Climate finance target
Although the final text mentions a new climate finance target of $1,300 billion, which is the amount that developing countries need to combat climate change and absorb climate damage, the contribution from rich countries is ‘only’ $300 billion.
It is completely unclear where the rest of the proposed total amount of $1,300 billion will come from. Developing countries have also been asked to contribute to the new total amount.
No progress
Also on other points, such as reducing global CO2 emissions, the rich countries, historically responsible for most emissions, have not made any progress. No progress was made on this at this climate summit.
“As the climate crisis continues to escalate, we see fewer and fewer countries leading the way with ambitious climate policies to stay below the critical limit of 1.5 degrees Celsius, said Hilde Stroot, climate expert at Oxfam Novib.
Mixed feelings
However, opinions about the outcome of the COP29 summit in Azerbaijan differ. “An important step,” said US President Joe Biden. Dutch Climate Minister Sophie Hermans called the climate summit agreements ‘ambitious and feasible’. Although at the same time she recognizes that poor countries need more money to arm themselves against climate change and to make the transition to renewable energy themselves.

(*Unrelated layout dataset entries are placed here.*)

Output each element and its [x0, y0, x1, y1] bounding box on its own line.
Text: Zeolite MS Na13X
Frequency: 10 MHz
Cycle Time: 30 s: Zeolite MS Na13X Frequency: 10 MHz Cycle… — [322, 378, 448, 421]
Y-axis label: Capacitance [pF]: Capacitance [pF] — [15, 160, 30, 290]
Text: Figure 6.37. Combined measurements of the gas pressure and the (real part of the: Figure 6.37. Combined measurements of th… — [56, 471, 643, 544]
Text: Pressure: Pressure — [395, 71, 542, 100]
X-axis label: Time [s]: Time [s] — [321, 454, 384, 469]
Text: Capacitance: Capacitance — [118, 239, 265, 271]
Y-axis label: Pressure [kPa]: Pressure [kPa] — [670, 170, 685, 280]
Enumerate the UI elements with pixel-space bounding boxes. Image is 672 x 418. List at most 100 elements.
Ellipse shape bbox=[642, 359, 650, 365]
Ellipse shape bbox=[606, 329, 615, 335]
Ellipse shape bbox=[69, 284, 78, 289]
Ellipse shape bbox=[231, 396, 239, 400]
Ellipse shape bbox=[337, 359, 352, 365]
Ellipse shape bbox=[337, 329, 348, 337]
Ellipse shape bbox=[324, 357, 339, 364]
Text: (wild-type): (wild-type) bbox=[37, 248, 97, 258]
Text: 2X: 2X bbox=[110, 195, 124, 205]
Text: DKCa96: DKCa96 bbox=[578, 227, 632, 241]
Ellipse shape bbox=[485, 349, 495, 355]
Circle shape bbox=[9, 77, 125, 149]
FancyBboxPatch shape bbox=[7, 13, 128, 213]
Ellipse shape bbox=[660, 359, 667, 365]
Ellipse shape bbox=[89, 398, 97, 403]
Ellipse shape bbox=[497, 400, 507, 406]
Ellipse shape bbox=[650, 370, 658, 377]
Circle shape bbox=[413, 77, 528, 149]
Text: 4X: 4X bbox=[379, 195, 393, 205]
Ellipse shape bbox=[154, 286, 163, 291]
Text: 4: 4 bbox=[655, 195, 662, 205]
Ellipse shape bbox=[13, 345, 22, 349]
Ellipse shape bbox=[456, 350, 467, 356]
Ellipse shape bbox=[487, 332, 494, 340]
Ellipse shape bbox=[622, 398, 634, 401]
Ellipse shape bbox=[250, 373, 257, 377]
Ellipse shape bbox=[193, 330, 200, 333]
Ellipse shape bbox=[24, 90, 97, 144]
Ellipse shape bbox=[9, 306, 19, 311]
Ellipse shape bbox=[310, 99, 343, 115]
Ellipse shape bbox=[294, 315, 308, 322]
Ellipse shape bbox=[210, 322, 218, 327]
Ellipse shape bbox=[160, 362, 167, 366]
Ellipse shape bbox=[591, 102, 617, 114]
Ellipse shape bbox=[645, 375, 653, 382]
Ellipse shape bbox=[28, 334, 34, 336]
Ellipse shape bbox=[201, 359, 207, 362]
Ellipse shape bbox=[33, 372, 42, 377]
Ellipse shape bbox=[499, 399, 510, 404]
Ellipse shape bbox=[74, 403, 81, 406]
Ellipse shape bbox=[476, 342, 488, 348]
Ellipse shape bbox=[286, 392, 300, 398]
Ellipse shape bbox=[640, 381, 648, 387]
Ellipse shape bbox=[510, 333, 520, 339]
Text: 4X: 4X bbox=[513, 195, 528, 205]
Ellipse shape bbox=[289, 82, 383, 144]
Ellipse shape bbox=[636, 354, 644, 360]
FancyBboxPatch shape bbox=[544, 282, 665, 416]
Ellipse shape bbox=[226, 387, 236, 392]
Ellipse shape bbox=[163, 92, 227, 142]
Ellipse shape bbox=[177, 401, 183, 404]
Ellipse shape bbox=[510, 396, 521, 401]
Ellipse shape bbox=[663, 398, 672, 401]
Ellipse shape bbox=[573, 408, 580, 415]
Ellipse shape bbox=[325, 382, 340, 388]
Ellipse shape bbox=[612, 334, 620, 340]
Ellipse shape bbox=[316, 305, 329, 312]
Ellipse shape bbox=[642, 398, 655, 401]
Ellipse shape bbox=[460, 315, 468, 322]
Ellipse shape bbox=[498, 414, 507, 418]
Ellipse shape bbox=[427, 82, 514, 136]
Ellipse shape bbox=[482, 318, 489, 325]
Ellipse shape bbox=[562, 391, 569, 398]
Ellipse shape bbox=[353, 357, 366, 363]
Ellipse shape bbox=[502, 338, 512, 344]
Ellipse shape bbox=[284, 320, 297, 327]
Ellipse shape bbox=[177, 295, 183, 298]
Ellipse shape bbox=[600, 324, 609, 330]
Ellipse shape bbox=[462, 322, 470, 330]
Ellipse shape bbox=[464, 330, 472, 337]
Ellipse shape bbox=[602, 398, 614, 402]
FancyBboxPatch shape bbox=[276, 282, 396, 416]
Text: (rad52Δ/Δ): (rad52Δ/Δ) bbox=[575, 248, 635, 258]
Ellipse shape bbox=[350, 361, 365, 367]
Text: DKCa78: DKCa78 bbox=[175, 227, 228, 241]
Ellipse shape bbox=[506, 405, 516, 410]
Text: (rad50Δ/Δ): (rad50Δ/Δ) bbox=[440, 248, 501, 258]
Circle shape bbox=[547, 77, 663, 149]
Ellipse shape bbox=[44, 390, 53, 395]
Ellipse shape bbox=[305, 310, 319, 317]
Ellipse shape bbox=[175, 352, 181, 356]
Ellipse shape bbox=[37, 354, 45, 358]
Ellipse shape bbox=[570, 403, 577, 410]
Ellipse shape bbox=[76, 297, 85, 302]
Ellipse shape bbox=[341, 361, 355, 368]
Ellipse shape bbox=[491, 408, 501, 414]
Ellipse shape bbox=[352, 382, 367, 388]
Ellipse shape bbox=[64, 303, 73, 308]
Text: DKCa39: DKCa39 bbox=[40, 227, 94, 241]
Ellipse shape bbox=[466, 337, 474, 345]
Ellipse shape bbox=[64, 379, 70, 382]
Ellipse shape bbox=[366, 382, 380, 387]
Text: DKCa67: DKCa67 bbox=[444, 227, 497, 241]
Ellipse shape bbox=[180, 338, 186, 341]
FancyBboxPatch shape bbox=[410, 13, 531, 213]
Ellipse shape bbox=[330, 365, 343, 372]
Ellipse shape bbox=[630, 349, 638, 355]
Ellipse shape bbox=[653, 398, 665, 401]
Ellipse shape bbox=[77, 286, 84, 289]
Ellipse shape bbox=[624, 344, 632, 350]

“An optical illusion,” says the Indian delegation in Baku. The most nuanced assessment came from Antonio Guterres, the Secretary General of the United Nations. “The outcome is not ambitious enough in light of the challenges we face, but the agreement is a foundation on which we can build further.”
Battle-weary
Paleoclimate scientist and director of the Belgian Climate Center in Uccle Valerie Trouet is pessimistic and warns of irreversible consequences. In an article in the newspaper De Morgen, she severely criticized the lack of urgency in the fight against global warming while temperature records are being broken and natural disasters are increasingly making headlines.
“The consequences are already serious and we are still heading for 3 degrees of warming instead of 2. Climate extremes that we are already seeing today will follow each other in rapid succession.”
“They will cause suffering and damage that, as a society, will take years to repair. The pace will accelerate with more and more climate disasters. Where will the volunteers and billions continue to come from? We can’t handle that. Societies will become mentally, logistically, and economically exhausted.”
Valerie Trouet will return to the United States around Christmas. She’s battle-weary. She wants to regenerate and will continue her primary research on climatic variability over the last 2,000 years and its impact on human systems and forest ecosystems.